Clinical Features and Multiplatform Molecular Analysis Assist in Understanding Patient Response to Anti-PD-1/PD-L1 in Renal Cell Carcinoma
Predicting response to ICI therapy among patients with renal cell carcinoma (RCC) has been uniquely challenging. We analyzed patient characteristics and clinical correlates from a retrospective single-site cohort of advanced RCC patients receiving anti-PD-1/PD-L1 monotherapy (N = 97), as well as molecular parameters in a subset of patients, including multiplexed immunofluorescence (mIF), whole exome sequencing (WES), T cell receptor (TCR) sequencing, and RNA sequencing (RNA-seq). Clinical factors such as the development of immune-related adverse events (odds ratio (OR) = 2.50, 95% confidence interval (CI) = 1.05–5.91) and immunological prognostic parameters, including a higher percentage of circulating lymphocytes (23.4% vs. 17.4%, p = 0.0015) and a lower percentage of circulating neutrophils (61.8% vs. 68.5%, p = 0.0045), correlated with response.

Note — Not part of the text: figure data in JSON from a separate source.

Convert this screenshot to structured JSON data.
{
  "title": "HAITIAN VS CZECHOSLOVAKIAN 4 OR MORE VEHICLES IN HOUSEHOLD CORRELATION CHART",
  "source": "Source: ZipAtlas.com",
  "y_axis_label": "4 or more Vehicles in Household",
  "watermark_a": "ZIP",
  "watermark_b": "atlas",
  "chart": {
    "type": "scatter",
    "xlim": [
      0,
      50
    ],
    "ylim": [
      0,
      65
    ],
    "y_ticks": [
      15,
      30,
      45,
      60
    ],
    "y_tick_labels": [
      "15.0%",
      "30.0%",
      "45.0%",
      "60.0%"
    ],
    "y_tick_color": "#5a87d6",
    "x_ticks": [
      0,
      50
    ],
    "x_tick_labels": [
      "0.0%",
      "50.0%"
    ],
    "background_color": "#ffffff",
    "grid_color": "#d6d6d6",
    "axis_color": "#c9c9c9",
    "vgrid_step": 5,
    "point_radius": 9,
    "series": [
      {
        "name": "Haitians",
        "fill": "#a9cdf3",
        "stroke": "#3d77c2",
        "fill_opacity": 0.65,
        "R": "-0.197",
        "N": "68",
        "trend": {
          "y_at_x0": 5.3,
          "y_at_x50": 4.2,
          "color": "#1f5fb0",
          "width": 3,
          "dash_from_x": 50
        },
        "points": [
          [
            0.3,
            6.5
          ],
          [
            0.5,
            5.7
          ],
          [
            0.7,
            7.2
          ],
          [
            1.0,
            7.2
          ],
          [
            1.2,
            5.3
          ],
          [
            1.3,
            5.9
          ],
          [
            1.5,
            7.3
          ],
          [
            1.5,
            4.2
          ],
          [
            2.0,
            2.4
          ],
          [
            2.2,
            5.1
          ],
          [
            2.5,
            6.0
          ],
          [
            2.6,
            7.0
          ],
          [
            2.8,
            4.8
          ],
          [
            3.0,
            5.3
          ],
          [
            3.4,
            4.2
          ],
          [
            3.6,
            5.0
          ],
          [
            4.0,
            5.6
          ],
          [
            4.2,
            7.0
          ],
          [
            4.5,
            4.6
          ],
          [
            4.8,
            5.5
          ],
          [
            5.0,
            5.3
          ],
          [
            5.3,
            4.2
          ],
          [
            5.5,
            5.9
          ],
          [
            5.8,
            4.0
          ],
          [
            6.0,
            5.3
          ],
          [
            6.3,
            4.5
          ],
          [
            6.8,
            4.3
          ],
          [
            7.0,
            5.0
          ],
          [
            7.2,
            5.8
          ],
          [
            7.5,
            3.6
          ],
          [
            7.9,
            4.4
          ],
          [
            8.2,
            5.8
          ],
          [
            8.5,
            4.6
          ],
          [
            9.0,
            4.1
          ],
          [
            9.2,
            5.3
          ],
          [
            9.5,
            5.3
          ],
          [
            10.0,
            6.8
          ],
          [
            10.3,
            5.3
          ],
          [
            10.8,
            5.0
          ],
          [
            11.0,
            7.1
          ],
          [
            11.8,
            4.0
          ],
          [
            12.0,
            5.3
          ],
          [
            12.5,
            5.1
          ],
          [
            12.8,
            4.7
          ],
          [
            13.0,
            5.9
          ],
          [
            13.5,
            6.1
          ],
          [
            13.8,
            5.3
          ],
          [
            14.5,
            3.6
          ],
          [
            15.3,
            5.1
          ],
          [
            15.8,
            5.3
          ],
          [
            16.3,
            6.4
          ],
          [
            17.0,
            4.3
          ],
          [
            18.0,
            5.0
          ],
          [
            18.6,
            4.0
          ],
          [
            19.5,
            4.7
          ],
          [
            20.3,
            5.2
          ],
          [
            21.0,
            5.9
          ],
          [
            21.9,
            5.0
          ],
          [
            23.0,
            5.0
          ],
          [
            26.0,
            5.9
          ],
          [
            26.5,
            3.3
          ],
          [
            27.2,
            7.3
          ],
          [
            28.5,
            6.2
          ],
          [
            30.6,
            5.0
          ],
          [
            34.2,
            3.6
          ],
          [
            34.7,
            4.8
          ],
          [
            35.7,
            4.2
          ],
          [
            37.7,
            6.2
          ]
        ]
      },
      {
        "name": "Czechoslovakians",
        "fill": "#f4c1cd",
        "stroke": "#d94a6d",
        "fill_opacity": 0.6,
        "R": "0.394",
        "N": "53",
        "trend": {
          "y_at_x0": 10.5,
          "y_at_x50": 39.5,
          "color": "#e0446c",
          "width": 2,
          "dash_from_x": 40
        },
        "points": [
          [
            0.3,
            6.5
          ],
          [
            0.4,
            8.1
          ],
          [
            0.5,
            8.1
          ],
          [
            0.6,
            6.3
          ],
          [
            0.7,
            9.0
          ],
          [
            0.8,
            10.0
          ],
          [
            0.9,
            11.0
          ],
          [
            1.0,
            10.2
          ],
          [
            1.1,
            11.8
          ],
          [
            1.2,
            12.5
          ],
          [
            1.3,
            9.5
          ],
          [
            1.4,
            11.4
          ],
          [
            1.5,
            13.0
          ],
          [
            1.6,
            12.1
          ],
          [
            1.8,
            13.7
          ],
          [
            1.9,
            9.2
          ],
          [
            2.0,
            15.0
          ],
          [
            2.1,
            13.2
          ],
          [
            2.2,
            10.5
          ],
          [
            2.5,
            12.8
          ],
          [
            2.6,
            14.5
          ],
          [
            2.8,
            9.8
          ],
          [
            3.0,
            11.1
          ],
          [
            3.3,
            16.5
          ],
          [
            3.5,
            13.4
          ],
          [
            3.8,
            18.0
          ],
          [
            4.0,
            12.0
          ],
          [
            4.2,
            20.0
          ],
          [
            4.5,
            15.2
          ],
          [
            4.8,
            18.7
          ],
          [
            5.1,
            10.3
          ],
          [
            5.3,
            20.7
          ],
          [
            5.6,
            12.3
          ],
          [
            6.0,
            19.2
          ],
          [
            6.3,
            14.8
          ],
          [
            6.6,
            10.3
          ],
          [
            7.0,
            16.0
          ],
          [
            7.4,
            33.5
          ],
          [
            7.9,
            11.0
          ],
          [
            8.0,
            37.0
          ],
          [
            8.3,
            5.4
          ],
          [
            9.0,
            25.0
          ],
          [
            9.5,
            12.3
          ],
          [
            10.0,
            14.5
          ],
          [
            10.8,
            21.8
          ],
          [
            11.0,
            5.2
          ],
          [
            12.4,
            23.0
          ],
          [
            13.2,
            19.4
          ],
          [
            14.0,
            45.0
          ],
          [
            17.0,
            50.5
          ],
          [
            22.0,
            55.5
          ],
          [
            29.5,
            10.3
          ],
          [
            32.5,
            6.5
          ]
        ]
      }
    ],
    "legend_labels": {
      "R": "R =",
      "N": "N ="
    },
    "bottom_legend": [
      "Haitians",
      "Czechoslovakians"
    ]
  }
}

Previously identified gene expression signatures representing pathways of angiogenesis, myeloid inflammation, T effector presence, and clear cell signatures also correlated with response. High PD-L1 expression (>10% cells) as well as low TCR diversity (≤644 clonotypes) were associated with improved progression-free survival (PFS). We corroborate previously published findings and provide preliminary evidence of T cell clonality impacting the outcome of RCC patients. To further biomarker development in RCC, future studies will benefit from integrated analysis of multiple molecular platforms and prospective validation.